Hereditary Cancer Program, Catalan Institute of Oncology - ICO, Hereditary Cancer Group, Molecular Mechanisms and Experimental Therapy in Oncology Program, Institut d'Investigació Biomèdica de Bellvitge - IDIBELL, Ciber Oncología (CIBERONC) - Instituto de Salud Carlos III, L'Hospitalet de Llobregat, Barcelona, Spain.
Pediatric Oncology Unit, Hospital Sant Joan de Déu, Esplugues, Barcelona, Spain.
J Med Genet. 2020 Apr;57(4):269-273. doi: 10.1136/jmedgenet-2019-106272. Epub 2019 Sep 7.
Lynch syndrome (LS) and constitutional mismatch repair deficiency (CMMRD) are hereditary cancer syndromes associated with mismatch repair (MMR) deficiency. Tumours show microsatellite instability (MSI), also reported at low levels in non-neoplastic tissues. Our aim was to evaluate the performance of high-sensitivity MSI (hs-MSI) assessment for the identification of LS and CMMRD in non-neoplastic tissues.
Blood DNA samples from 131 individuals were grouped into three cohorts: baseline (22 controls), training (11 CMMRD, 48 LS and 15 controls) and validation (18 CMMRD and 18 controls). Custom next generation sequencing panel and bioinformatics pipeline were used to detect insertions and deletions in microsatellite markers. An hs-MSI score was calculated representing the percentage of unstable markers.
The hs-MSI score was significantly higher in CMMRD blood samples when compared with controls in the training cohort (p<0.001). This finding was confirmed in the validation set, reaching 100% specificity and sensitivity. Higher hs-MSI scores were detected in biallelic carriers (n=5) compared with carriers (n=15). The hs-MSI analysis did not detect a difference between LS and control blood samples (p=0.564).
The hs-MSI approach is a valuable tool for CMMRD diagnosis, especially in suspected patients harbouring MMR variants of unknown significance or non-detected biallelic germline mutations.

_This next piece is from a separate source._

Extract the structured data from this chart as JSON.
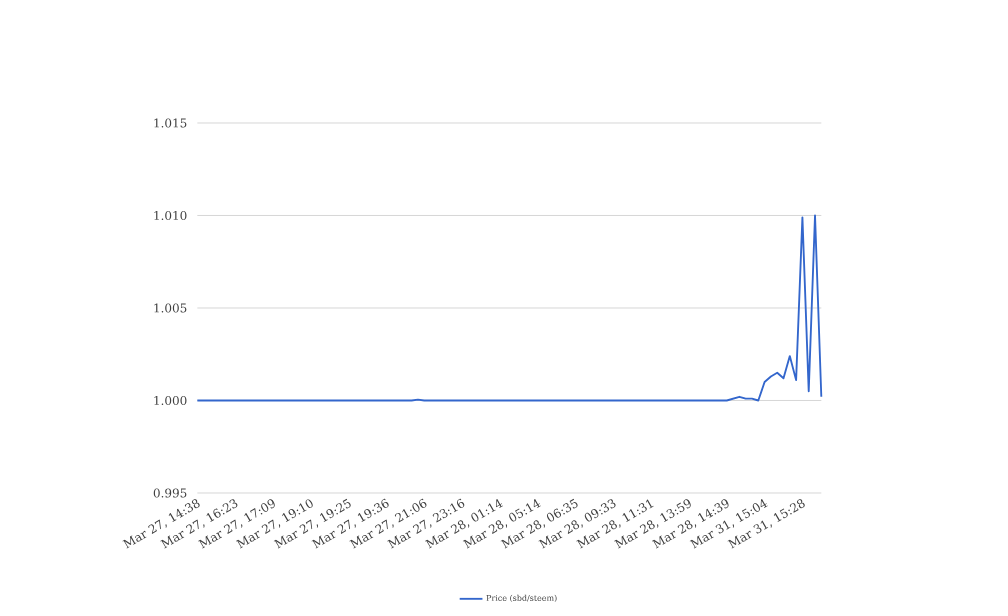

林奇综合征(LS)和错配修复缺陷综合征(CMMRD)是与错配修复(MMR)缺陷相关的遗传性癌症综合征。肿瘤表现为微卫星不稳定(MSI),非肿瘤组织中也有低水平的报道。我们的目的是评估高灵敏度 MSI(hs-MSI)评估在非肿瘤组织中识别 LS 和 CMMRD 的性能。
从 131 个人的血液 DNA 样本中分为三个队列:基线(22 个对照)、训练(11 个 CMMRD、48 个 LS 和 15 个对照)和验证(18 个 CMMRD 和 18 个对照)。使用定制的下一代测序面板和生物信息学管道检测微卫星标记的插入和缺失。计算表示不稳定标记百分比的 hs-MSI 分数。
与训练队列中的对照相比,CMMRD 血液样本的 hs-MSI 评分显着更高(p<0.001)。在验证集中也证实了这一发现,达到了 100%的特异性和敏感性。在双等位基因携带者(n=5)中检测到更高的 hs-MSI 评分,而在杂合子携带者(n=15)中则较低。hs-MSI 分析未检测到 LS 和对照血液样本之间的差异(p=0.564)。
hs-MSI 方法是 CMMRD 诊断的有价值工具,特别是在怀疑存在 MMR 变异不明意义或未检测到双等位基因突变的疑似患者中。